Akademisyen Kitabevi, Ankara, 2023
Türk sanatı kendi özüne sahip köklü bir yapıya sahiptir. Binlerce yıllık geleneğiyle devam eden Türk sanatı, çeşitli formlarda kendini göstermiş ve geliştirmiştir. Uygurlardan
tutun Selçukluya, Osmanlıya birçok Türk devletinde; Fresk, seramik, minyatür, mimari,
cam, tezhip, çinicilik, ebru, çömlekçilik, dokumacılık, kaşıkçılık gibi birçok sanat zenginlikleri varlıklarını göstermiştir. Türk sanatı hem kendi kültürünü barındırmış hem de
inançsal değerleri taşımıştır. Türk sanatı aslında kendi sanatsal formlarıyla özellikle soyutlama ve soyut formlarıyla zaten modern çağın resim anlayışını yaşıyordu.

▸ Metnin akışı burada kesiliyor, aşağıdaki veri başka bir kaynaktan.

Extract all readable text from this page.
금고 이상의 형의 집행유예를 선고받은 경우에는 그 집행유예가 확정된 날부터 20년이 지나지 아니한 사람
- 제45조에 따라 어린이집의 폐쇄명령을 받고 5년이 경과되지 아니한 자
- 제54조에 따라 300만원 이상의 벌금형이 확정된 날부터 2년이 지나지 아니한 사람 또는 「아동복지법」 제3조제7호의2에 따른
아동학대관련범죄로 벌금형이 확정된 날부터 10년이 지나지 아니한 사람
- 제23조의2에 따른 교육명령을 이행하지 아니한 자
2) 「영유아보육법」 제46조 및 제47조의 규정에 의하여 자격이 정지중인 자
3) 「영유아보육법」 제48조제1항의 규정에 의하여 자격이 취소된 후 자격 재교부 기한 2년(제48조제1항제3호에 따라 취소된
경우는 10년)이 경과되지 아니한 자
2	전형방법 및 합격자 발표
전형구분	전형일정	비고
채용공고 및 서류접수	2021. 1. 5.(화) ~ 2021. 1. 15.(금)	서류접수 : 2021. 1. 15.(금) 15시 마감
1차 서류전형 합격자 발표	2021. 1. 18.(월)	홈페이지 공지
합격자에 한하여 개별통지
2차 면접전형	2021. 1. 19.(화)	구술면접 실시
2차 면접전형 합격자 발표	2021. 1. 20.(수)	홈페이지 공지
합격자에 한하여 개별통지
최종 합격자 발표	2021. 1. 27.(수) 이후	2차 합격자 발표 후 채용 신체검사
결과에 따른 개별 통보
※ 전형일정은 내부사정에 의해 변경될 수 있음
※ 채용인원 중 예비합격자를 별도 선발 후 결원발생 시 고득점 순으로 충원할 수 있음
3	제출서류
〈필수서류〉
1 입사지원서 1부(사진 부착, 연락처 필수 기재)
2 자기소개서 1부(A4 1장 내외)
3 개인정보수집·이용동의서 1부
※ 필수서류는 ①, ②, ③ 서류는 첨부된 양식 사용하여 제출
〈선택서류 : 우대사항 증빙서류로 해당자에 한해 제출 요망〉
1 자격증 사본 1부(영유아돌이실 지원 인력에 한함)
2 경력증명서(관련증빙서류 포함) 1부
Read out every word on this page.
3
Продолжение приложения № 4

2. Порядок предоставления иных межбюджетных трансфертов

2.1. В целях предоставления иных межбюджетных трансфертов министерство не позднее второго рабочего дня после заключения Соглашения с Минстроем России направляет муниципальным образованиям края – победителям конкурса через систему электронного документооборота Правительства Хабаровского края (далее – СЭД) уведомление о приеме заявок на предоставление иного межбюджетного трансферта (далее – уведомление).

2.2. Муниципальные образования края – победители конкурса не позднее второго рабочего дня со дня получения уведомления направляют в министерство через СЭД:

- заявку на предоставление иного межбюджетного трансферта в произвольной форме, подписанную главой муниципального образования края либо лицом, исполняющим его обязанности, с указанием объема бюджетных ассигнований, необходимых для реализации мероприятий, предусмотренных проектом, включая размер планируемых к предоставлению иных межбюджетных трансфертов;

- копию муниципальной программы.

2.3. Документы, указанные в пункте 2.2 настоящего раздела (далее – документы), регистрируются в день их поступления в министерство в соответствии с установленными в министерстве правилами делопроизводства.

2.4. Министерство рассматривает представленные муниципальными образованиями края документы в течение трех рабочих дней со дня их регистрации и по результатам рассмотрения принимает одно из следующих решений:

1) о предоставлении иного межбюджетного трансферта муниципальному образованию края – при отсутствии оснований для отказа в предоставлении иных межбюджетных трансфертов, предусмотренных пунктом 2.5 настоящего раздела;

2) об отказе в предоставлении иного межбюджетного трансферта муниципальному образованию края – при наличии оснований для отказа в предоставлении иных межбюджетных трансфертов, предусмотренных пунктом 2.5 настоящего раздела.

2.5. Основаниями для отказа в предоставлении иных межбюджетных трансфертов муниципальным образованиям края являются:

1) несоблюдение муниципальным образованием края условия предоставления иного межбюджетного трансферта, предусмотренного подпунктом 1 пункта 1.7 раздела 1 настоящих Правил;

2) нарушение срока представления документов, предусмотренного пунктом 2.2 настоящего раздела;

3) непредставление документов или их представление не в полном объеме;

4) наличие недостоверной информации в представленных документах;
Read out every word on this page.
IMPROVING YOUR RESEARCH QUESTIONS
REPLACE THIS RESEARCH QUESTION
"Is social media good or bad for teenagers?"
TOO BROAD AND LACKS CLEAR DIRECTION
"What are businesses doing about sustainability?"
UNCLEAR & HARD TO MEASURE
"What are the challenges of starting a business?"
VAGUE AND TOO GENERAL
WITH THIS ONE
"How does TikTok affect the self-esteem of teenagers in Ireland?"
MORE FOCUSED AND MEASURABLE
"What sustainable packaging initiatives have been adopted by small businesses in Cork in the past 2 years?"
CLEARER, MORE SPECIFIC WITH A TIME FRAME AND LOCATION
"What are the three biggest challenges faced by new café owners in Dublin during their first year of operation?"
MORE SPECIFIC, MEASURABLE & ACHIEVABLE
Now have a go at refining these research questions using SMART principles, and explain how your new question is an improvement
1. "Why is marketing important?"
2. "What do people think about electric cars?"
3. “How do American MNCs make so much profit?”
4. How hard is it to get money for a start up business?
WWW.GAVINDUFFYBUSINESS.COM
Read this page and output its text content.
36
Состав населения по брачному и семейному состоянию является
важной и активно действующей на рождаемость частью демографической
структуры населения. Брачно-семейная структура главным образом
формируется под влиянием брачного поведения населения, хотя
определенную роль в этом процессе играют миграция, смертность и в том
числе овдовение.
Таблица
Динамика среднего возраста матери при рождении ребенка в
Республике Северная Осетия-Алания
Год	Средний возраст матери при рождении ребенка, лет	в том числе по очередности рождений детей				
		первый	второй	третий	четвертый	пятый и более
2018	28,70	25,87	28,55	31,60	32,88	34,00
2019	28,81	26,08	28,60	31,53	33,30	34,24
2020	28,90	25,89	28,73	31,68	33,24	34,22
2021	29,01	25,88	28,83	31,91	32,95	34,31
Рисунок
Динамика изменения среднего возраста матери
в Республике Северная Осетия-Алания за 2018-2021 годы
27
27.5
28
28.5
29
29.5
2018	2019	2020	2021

Aslında
Türk resmi modernizm doğmadan önce çağları zaten aşmıştı. Hatta batı başka toplumların sanatından da beslenerek modern sanat anlayışını oluşturmuş denilebilir. Bazı
Batı sanatçıları Afrika’nın ve Doğu’nun (Osmanlı, Çin, Japon sanatları gibi) sanatını kendilerine besin kaynağı edinmişlerdir. Bu bağlamda kendi sanatımızın güçlülüğü aşikâr
ortadadır. 16. yy’dan sonra Osmanlı imparatorluğu, batının resim anlayışını yavaş yavaş
kabul etmeye başlamıştır. Batının resim bağlamında oluşturduğu reel görünümler Osmanlıyı etkilemiştir. Yabancı sanatçılar aracılığıyla bazı resimler, madalyonlar padişahlar
tarafından yaptırılmış, daha sonrasında ise 17. ve 18. yy’ da bazı minyatür sanatçıları
resimlerine tonlama ile elde edilen üç boyut, gerçekçi oran-orantıya ve forma sahip
figürler, perspektif arayışları vb. içeren minyatürler yapmaya başlamışlardır. Sonraki
süreçte artık Avrupa’dan eğitim alan askerlerimiz ve sanatçılarımız olmuştur. I. Dünya
savaşı sonrası Avrupa’daki birçok sanatçımız ülkelerine dönmüş daha sonrasında Cumhuriyet’in kuruluşuyla birlikte Batı anlamda resim anlayışı desteklenerek çeşitli grup ya
da sanatçılar aracılıyla gelişmiş ve günümüze gelmiştir. Cumhuriyet öncesi ve sonrası
dönemde Hem yurt içindeki hem yurt dışındaki sanatçılarımız o dönem yaygın olan
modern resim anlayışlarını (empresyonizm, kübizm, konstrüktivizm, exspresyonizm…)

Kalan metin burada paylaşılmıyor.